Huge potentials for research
So, what are the potential of all this work? They are several. The project has allowed us to digitalize and transcribe a larger number of 18th Century handwritten documents. The second part of the project, funded by Carlsberg, was to build a digital platform in which these documents are searchable and easy to access. Here text can be annotated and proofread. Now that the Transcribus model is as good as it is, text can be machine-read and moved to the platform often without further proofreading. This opens new possibilities for my current as well as future research projects.

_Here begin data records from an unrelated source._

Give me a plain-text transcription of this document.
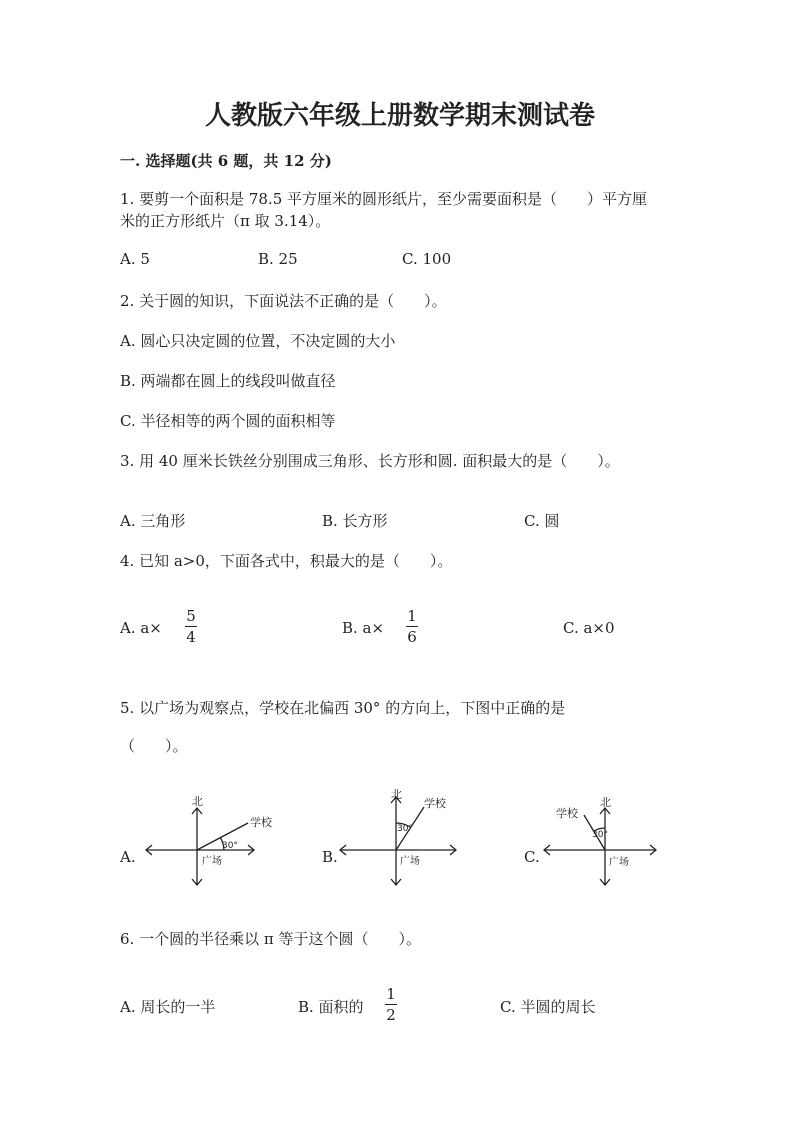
人教版六年级上册数学期末测试卷
一. 选择题(共 6 题，共 12 分)
1. 要剪一个面积是 78.5 平方厘米的圆形纸片，至少需要面积是（　　）平方厘
米的正方形纸片（π 取 3.14）。
A. 5	B. 25	C. 100
2. 关于圆的知识，下面说法不正确的是（　　）。
A. 圆心只决定圆的位置，不决定圆的大小
B. 两端都在圆上的线段叫做直径
C. 半径相等的两个圆的面积相等
3. 用 40 厘米长铁丝分别围成三角形、长方形和圆. 面积最大的是（　　）。
A. 三角形	B. 长方形	C. 圆
4. 已知 a>0，下面各式中，积最大的是（　　）。
A. a×
5
4	B. a×
1
6	C. a×0
5. 以广场为观察点，学校在北偏西 30° 的方向上，下图中正确的是
（　　）。
A.
北
学校
广场
30°
B.
北
学校
广场
30°
C.
北
学校
广场
30°
6. 一个圆的半径乘以 π 等于这个圆（　　）。
A. 周长的一半	B. 面积的
1
2	C. 半圆的周长
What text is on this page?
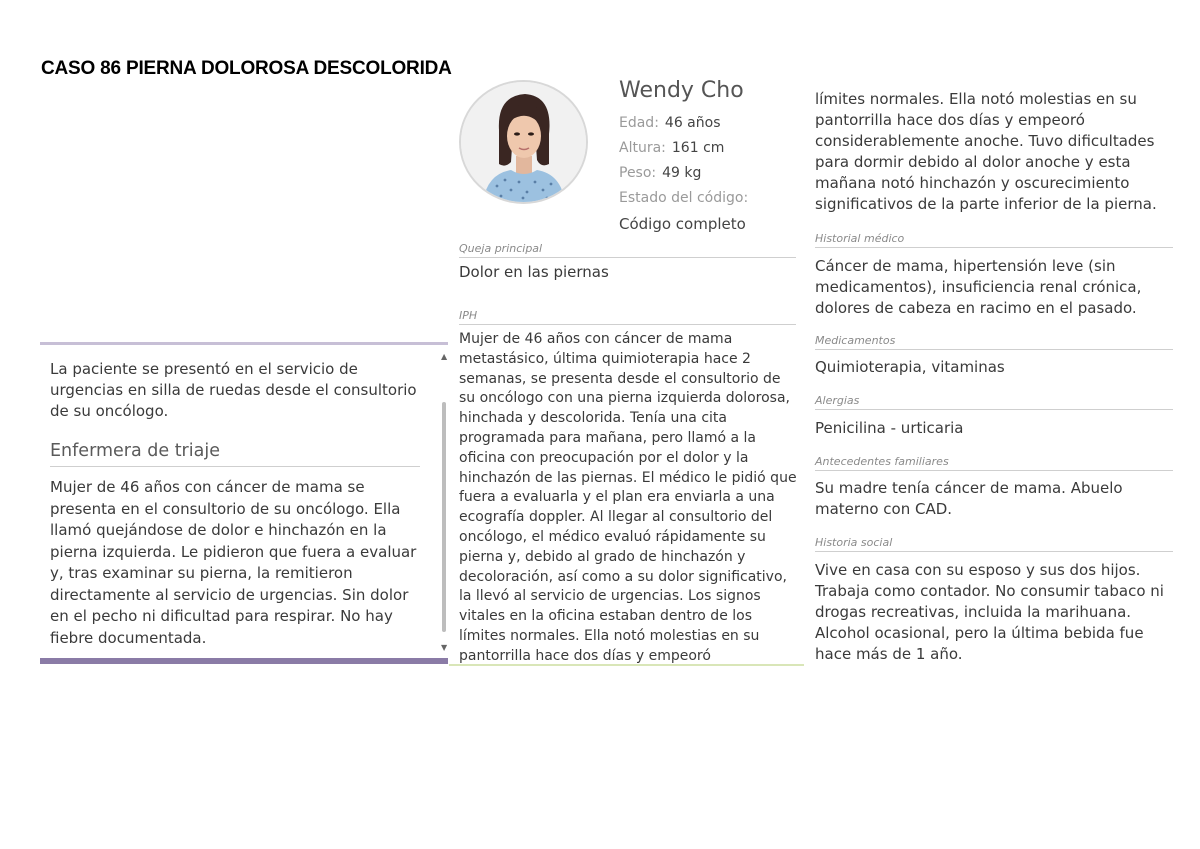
CASO 86 PIERNA DOLOROSA DESCOLORIDA

La paciente se presentó en el servicio de urgencias en silla de ruedas desde el consultorio de su oncólogo.

Enfermera de triaje

Mujer de 46 años con cáncer de mama se presenta en el consultorio de su oncólogo. Ella llamó quejándose de dolor e hinchazón en la pierna izquierda. Le pidieron que fuera a evaluar y, tras examinar su pierna, la remitieron directamente al servicio de urgencias. Sin dolor en el pecho ni dificultad para respirar. No hay fiebre documentada.

▲
▼
Wendy Cho
Edad: 46 años
Altura: 161 cm
Peso: 49 kg
Estado del código:
Código completo
Queja principal

Dolor en las piernas

IPH

Mujer de 46 años con cáncer de mama metastásico, última quimioterapia hace 2 semanas, se presenta desde el consultorio de su oncólogo con una pierna izquierda dolorosa, hinchada y descolorida. Tenía una cita programada para mañana, pero llamó a la oficina con preocupación por el dolor y la hinchazón de las piernas. El médico le pidió que fuera a evaluarla y el plan era enviarla a una ecografía doppler. Al llegar al consultorio del oncólogo, el médico evaluó rápidamente su pierna y, debido al grado de hinchazón y decoloración, así como a su dolor significativo, la llevó al servicio de urgencias. Los signos vitales en la oficina estaban dentro de los límites normales. Ella notó molestias en su pantorrilla hace dos días y empeoró

límites normales. Ella notó molestias en su pantorrilla hace dos días y empeoró considerablemente anoche. Tuvo dificultades para dormir debido al dolor anoche y esta mañana notó hinchazón y oscurecimiento significativos de la parte inferior de la pierna.

Historial médico

Cáncer de mama, hipertensión leve (sin medicamentos), insuficiencia renal crónica, dolores de cabeza en racimo en el pasado.

Medicamentos

Quimioterapia, vitaminas

Alergias

Penicilina - urticaria

Antecedentes familiares

Su madre tenía cáncer de mama. Abuelo materno con CAD.

Historia social

Vive en casa con su esposo y sus dos hijos. Trabaja como contador. No consumir tabaco ni drogas recreativas, incluida la marihuana. Alcohol ocasional, pero la última bebida fue hace más de 1 año.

Digital methods can be used on 18th Century handwritten documents in large scale. With my collection from Møn’s ‘tugt’ workhouse, I will be able to answer new research question about the maintenance of a Christian society in practice and the depth of the distribution of social imaginaries from Lutheran theology in the Danish society. I can make large scale analysis of how un-Christian behaviour was understood through the words and deeds connected to the concept – and the development of this over time. Or put ordinary peoples understanding of sin into context and systemize my analysis of how sin and authority connected.
Student inclusion as happy side effect
An important side effect of this project has been the possibility to include students in the research. It has been fun working together, and proofreading all the material have given my student assistants an insight into the cases that they can now use in their master thesis. This gives a for humanities rare opportunity to have master students working independently within the frame of a collaborative research project, with the same sources as yourself.

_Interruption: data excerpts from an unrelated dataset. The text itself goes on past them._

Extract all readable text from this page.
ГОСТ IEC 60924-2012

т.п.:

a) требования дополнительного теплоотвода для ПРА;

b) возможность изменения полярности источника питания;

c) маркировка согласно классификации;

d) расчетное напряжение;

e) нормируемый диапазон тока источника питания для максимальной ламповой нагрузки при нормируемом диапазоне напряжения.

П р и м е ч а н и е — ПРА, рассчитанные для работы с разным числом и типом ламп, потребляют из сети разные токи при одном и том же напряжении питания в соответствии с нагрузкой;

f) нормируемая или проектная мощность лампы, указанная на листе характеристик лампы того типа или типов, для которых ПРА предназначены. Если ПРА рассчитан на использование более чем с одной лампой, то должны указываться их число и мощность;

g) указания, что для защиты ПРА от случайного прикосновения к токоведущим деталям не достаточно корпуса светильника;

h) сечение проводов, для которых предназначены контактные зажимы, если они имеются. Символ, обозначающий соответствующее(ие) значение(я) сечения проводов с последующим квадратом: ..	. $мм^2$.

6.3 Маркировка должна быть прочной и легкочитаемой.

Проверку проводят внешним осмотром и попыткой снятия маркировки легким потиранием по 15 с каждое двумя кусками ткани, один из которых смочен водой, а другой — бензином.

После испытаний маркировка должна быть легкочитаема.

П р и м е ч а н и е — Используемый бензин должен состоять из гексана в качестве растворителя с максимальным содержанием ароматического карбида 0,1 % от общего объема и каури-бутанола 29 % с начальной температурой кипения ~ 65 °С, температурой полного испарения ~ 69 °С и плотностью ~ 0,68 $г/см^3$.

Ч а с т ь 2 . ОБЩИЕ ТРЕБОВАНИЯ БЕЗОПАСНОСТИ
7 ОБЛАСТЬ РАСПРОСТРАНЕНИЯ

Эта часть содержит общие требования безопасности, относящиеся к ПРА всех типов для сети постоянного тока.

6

Digital methods in teaching
The pilot project got funded in the first place because this model also has huge possibilities for using digital methods in teaching. Few students today actually have the time and possibility during their study to learn to read 18th century handwriting. With this model, the process of learning this is easier. You still need to learn to read the handwriting, but working first with documents in Transkribus, and having a machine-read suggestion makes the beginning a bit more manageable. This spring I tested it in one of my classes, and it is clear that the model makes it possible to include more original documents in teaching than it would otherwise have been. This way, the 18th century is still accessible for students and research - because being introduced to the original documents of older periods as a student, is a prerequest for investing more time and energy on the sources later in the study.